We started the conversation about the three indicators you can use to start you down the technical analysis path in Three Indicators to Start You Down the Technical Analysis Path - Part One. If you haven’t read it, I recommend starting there. The following information builds on that article by tying it all together. 


Here’s a quick reminder of the three basic types of technical tools and indicators: 

  1. Candlesticks capture the open, close, high and low prices for a given period of time, as well as the overall intensity and direction of trading.
  2. Moving averages provide a weighted look at what prices have been doing during various intervals of the recent past and can also give a good glimpse into market sentiment. 
  3. Fibonacci retracements are based on the golden ratio and the sequence of numbers studied by Fibonacci. These sequences are found everywhere in nature, and at some point, traders noticed that price movements and ensuing retracements can correlate to them as well.  

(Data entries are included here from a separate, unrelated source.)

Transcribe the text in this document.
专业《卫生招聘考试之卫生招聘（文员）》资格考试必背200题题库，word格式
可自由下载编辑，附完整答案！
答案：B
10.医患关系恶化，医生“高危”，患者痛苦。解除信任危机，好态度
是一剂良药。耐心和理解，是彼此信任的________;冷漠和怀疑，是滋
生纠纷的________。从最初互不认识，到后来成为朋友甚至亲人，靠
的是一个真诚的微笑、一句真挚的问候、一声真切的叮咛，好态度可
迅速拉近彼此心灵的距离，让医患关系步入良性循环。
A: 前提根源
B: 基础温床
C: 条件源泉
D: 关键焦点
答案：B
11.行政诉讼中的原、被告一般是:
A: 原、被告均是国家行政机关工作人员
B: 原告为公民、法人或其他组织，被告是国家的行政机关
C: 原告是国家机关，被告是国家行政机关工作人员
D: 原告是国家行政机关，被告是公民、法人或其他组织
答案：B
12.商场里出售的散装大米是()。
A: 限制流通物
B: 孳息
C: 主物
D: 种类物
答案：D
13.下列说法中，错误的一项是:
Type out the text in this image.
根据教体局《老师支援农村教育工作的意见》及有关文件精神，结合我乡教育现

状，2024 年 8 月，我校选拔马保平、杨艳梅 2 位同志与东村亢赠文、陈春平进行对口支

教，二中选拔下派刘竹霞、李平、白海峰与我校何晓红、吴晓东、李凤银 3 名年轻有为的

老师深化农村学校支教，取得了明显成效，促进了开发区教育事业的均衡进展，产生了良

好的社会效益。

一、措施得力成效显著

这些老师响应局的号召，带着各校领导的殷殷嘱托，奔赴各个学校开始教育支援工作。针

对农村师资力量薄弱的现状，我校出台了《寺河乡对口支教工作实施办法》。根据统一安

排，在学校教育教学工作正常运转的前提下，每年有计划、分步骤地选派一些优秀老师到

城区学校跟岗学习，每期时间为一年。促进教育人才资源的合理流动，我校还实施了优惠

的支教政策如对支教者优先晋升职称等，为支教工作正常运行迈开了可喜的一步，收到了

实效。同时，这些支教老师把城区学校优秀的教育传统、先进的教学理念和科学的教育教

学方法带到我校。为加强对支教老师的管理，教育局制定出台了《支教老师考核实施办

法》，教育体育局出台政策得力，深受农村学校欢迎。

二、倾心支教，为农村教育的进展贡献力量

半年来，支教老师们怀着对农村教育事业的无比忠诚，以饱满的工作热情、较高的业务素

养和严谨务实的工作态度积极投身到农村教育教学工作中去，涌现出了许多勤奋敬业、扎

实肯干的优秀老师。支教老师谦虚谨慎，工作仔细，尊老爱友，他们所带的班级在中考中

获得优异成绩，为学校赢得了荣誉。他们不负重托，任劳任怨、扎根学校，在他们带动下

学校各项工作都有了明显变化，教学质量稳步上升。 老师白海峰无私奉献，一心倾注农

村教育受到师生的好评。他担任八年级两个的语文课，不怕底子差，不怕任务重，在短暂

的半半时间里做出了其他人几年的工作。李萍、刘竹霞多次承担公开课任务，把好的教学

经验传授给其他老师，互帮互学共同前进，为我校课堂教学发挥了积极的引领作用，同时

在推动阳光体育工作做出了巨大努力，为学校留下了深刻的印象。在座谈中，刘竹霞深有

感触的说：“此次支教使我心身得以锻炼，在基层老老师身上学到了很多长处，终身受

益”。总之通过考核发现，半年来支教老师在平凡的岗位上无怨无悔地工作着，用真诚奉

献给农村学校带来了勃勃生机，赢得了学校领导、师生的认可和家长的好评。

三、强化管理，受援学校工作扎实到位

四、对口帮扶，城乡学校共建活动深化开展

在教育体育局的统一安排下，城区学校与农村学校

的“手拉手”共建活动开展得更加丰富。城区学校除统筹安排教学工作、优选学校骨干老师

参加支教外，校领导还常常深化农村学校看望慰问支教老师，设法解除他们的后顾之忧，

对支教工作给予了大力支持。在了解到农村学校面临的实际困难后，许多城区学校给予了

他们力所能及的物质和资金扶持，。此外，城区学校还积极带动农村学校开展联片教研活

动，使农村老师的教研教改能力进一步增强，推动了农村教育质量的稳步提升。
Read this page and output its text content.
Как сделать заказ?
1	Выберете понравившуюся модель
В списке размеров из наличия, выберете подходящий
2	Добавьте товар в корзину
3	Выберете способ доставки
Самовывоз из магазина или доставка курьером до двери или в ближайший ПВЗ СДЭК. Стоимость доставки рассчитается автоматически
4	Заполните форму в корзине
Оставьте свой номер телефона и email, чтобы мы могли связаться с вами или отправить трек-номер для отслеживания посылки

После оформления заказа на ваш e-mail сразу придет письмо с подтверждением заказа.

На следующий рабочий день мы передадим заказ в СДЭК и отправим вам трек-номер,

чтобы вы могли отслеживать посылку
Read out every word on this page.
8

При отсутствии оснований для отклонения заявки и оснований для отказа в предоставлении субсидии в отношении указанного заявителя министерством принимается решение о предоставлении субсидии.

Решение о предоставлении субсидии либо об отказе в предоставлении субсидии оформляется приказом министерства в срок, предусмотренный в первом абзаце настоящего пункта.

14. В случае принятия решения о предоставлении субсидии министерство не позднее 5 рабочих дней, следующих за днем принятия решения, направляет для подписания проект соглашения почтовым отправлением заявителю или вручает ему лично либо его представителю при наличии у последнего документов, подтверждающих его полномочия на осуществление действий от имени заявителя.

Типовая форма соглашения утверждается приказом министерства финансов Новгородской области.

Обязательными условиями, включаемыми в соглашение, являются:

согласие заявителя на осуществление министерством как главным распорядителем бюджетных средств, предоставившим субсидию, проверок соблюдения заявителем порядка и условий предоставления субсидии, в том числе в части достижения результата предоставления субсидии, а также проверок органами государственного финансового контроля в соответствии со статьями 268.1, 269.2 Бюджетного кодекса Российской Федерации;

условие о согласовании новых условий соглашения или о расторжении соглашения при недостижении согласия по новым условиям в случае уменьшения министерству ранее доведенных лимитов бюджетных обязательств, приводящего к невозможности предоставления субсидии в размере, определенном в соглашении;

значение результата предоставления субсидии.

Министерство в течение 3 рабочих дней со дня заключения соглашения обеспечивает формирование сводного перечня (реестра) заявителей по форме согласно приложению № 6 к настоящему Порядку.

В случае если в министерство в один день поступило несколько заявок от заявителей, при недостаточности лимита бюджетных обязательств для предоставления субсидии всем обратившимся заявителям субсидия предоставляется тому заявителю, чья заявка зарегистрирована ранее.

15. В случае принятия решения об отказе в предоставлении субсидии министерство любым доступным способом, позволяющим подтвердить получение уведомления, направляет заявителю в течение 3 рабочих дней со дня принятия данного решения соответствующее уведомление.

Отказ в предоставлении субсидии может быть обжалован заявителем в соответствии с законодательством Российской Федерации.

How the indicators work together 

The following series of charts layers the technical analysis indicators together to give a more complete picture. 

Three Indicators Part 2 Embedded 1Source: Reuters 

Setting up your graph with a candlestick pattern will help you identify trading patterns. Before adding more technical tools, take a second to identify obvious trends. 

Three Indicators Part 2 Embedded 2Source: Reuters 

This chart shows short-term trends up and short-term trends down, but by drawing support and resistance lines, you can identify a long-term range pattern. 

Three Indicators Part 2 Embedded 3Source: Reuters 

Simple moving averages of 50, 100 and 200 days remove the noise from strong market moves and allow you to identify levels where the market has traded the most for a specific period. 

Three Indicators Part 2 Embedded 4Source: Reuters 

A Fibonacci retracement will confirm the technical levels identified by other technical tools and will give us additional support and resistance levels that other market participants are using as well. 

How did we do? 

The main goal of a technical analysis is to complement your market analysis based on fundamental factors. In this historical case: 

  • We were able to identify strong support levels defined by lower and higher market prices during a specific period, and we marked them with red lines.
  • These technical levels were confirmed by the Fibonacci retracement that tell us market prices tend to move up or down in a numerical relation. 
  • Additionally, the 50-, 100- and 200-day moving averages have given us levels that represent a compromise between buyers and sellers, meaning that on average, these are the levels where buyers and sellers have come to an agreement the most. 

This technical and statistical information will add value to your market analysis and will be most important when fundamental factors are affecting market prices but their full impact is yet to be confirmed.  

One common example of this is when there is damage to a crop that will affect its supply and make its price move. Until there is a clear understanding of the damage and its impact, the market will trade within technical levels because that is the information readily available. As more fundamental information arrives, the market price will adjust accordingly and may still follow some of those support and resistance levels set in your original technical analysis. 

Take the leap 

Technical analysis can provide a powerful context to price movements and help you decipher the sentiment of the market, and the three described above are just the beginning. 

Technical analysis should be paired with caution, of course. Its conclusions may differ from the conclusions reached purely from the fundamentals. It presupposes that market prices have already absorbed all the fundamental information and biases that are available. Finally, it assumes some basic philosophies such as that history repeats itself, that the market moves in trends and that the market is essentially irrational. 

Keeping these caveats in mind, there is real value in using technical analysis. In particular, it provides a rich view of what other market participants are likely thinking. In fact, because so many participants use its principles, this may be its most powerful aspect – simply understanding what many other people are likely to assume about the market’s trends. Without this information, you may have blinders on as you make your own decisions about how prices will move in the near future. 

For this reason, if you have been hesitant to start using technical analysis, you may be at a disadvantage. It could be time to let go of your reluctance and take the leap.